Das Symbol und die Form der Lotus-Blüte ist allgegenwärtig und in vielfältiger Art und Weise künstlerisch dargestellt. Die Lotusblüte steht für die Vereinigung von Mann und Frau, Yin und Yang, Lingam und Yoni. Am Morgen geschlossen als Lingam und am Nachmittag offen als Yoni und genährt aus dem Schlamm, dem Nichts dem Unbewussten. Die Eingänge der alten Tempel und heute noch bei den Häusern sind mit Schlange (naga) dargestellt, die sich wie eine Cobra oder gebogen wie das Lotusblatt aufrichtet und ausbreitet mit unterschiedlichen Gestalten darin. Schlange ist die Beschützerin von Buddha und die Verbindung von Himmel und Erde wie der Regenbogen.

In Kampong Thom besichtigen wir einige Tempel mit Türmen aus dem 7. Jahrhundert in Achteckiger Form. Viele sind nur noch als Ruine sichtbar. Nette junge Mädchen, die uns Schals verkaufen wollen, begleiten uns und sprechen mit uns deutsch, was sie von den Touristen gelernt haben. Sehr berührend. Am Schluss haben wir Ihnen gerne ihre bunten Schals abgekauft oder ein Trinkgeld für ihre Reisebegleitung gegeben.

Mittagessen gab es am Sein Fluss mit Stromunterbrechung. Im Hotel Monorom VIP sind wir für eine Nacht mit Balkon direkt zum Mekong in ganz schnuggeliggen Zimmern untergebracht.

Abendmeditation:

  • Körperschaft 6 + 1 mit ich bin Affirmation
  • Einlassen auf das Interdimensionale Tor von Angkor Wat Tempel
  • Im Fluss von Heilenergien, Balsam und alles was unserem physischen Körper dient

1.10.14   Kratie – Wat Nokor Tempel – Koh Trong Insel

Wir beginnen mit dem Frühstück am Mekong und fahren dann weiter zum Wat Nokor Tempel aus dem 11. Jahrhundert. Vor dem Tempel begrüssen uns die Wasserbüffel und ein junger Büffel flüchtet aus Angst vor uns. Ein Tempelraum ist für Hindus als Gebetsraum eingerichtet. Feine Reliefs mit starken Symbolen sind noch erkennbar. Die Umgebung ist geprägt von Stupas, die jetzt hier nicht mehr gebaut werden dürfen, weil sie den Tempel langsam zudecken.

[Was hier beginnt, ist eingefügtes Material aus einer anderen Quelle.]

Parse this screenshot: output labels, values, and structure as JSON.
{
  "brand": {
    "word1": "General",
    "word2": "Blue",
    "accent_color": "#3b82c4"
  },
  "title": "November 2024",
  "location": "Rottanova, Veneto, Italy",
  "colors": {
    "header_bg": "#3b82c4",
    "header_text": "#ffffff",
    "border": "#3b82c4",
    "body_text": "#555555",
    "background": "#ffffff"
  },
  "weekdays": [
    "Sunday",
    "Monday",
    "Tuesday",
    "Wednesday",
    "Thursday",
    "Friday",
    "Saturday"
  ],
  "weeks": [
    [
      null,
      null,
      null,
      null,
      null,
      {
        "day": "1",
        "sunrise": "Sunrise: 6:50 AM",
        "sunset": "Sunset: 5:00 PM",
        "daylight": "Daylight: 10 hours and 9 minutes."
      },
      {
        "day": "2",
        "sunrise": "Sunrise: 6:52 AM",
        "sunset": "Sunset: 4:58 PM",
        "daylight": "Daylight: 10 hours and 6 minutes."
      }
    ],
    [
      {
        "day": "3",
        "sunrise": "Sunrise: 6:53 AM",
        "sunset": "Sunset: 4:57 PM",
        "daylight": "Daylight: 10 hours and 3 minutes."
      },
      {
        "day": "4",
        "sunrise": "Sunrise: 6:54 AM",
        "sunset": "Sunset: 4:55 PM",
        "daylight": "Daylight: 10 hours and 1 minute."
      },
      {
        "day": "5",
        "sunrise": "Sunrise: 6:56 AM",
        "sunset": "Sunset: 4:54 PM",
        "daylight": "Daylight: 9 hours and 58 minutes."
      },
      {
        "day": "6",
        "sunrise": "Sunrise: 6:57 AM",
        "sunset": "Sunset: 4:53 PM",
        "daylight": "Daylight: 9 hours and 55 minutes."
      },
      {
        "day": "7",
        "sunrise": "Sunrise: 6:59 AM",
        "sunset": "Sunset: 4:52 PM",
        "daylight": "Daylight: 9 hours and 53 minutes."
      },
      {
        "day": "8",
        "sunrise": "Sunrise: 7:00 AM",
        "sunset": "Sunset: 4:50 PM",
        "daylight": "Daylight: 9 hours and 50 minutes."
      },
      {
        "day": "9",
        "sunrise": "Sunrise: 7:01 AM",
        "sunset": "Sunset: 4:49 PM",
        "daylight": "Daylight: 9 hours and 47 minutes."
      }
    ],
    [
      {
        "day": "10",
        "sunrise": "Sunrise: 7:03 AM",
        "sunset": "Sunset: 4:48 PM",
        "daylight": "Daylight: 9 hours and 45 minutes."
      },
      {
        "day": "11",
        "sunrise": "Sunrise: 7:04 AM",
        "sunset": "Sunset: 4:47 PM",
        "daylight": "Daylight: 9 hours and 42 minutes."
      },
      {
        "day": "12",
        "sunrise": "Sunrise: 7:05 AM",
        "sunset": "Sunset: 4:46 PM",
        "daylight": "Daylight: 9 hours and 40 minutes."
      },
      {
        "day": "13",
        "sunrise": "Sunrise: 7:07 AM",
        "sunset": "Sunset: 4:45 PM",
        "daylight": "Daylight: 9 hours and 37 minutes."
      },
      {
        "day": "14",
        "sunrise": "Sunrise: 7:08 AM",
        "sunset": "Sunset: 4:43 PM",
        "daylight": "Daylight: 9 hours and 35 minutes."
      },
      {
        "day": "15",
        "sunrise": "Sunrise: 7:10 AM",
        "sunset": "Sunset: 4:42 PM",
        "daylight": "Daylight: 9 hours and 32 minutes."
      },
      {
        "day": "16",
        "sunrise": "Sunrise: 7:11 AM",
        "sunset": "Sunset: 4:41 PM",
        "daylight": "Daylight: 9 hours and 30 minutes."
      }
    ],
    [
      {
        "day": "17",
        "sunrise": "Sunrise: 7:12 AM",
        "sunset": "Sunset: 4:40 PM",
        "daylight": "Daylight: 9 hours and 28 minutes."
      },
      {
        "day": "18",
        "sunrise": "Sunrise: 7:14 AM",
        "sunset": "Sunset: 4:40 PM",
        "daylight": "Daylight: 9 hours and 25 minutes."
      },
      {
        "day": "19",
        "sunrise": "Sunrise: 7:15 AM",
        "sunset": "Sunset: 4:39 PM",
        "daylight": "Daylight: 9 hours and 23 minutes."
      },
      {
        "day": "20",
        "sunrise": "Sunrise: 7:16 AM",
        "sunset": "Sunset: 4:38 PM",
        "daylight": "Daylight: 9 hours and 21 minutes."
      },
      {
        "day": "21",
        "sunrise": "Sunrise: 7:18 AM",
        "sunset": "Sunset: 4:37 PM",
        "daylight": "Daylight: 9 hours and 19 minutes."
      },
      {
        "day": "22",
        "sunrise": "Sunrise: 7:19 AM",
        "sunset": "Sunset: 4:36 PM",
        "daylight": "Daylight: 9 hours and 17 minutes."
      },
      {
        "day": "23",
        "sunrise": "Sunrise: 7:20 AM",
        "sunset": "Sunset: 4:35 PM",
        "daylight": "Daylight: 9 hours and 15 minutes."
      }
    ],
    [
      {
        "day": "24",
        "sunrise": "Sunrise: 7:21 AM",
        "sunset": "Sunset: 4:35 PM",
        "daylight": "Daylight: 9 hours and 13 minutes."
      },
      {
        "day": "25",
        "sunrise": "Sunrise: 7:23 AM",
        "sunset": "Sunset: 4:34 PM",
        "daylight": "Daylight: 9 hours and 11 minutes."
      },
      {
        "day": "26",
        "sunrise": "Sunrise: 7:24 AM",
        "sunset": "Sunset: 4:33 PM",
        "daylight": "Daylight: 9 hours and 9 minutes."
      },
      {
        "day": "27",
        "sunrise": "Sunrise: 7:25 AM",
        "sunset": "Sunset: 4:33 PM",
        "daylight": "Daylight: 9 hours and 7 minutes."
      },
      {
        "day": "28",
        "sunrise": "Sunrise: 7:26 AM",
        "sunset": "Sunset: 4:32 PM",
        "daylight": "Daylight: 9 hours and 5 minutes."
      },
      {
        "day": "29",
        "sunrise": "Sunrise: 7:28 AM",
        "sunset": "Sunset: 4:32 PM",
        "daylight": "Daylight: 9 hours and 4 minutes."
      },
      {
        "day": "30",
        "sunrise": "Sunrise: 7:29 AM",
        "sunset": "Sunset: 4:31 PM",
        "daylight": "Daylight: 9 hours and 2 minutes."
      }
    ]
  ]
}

Wir fahren weiter zu einer Kautschuk Verarbeitung. Die Fermentierung von Kautschuk riecht ziemlich stark. Wir gehen durch alle Prozesse bis zum Pressen und Einpacken. Eine ziemlich schwere und anstrengende Arbeit. Die Arbeiter strahlen in Zufriedenheit und Herzlichkeit. Überhaupt strahlen die Menschen auf dem Lande einen Frieden und eine Herzlichkeit aus. Es ist ein Land der Bauern. Die Menschen leben friedvoll und in Einheit mit den Tieren (Wasserbüffel, Kühe, Schweine, Hühner, Hunde und Katzen) zusammen. Die Tiere sind glücklich, zufrieden und gesund. Die Katzen und Hunde sind nicht kastriert und bekommen ihre Babys im eigenen Rhythmus. Eine ganz andere Energie als bei uns. Wirklich wohltuend dieses Eins Sein.

Mittagessen nehmen wir in einem chinesischen Restaurant in Kratie ein. Das erste Mal schmeckte es uns nicht besonders. Mit dem Boot fuhren wir auf die Insel Koh Trong mitten im Mekong zum Hotel Rajabori für eine Nacht. Wer wollte konnte mit Thol eine Velotour rund um die Insel machen. Die vorgesehene Kutschenfahrt fiel wegen Schlamm durch Regen aus. Der Strom in den Zimmern war von 6.00 morgens bis 6.00 abends ausgeschaltet. Ich zog es vor im Pool der so warm wie in der Badewanne war zu schwimmen und zu relaxen. Unsere Zimmer waren wie kleine Bungalows.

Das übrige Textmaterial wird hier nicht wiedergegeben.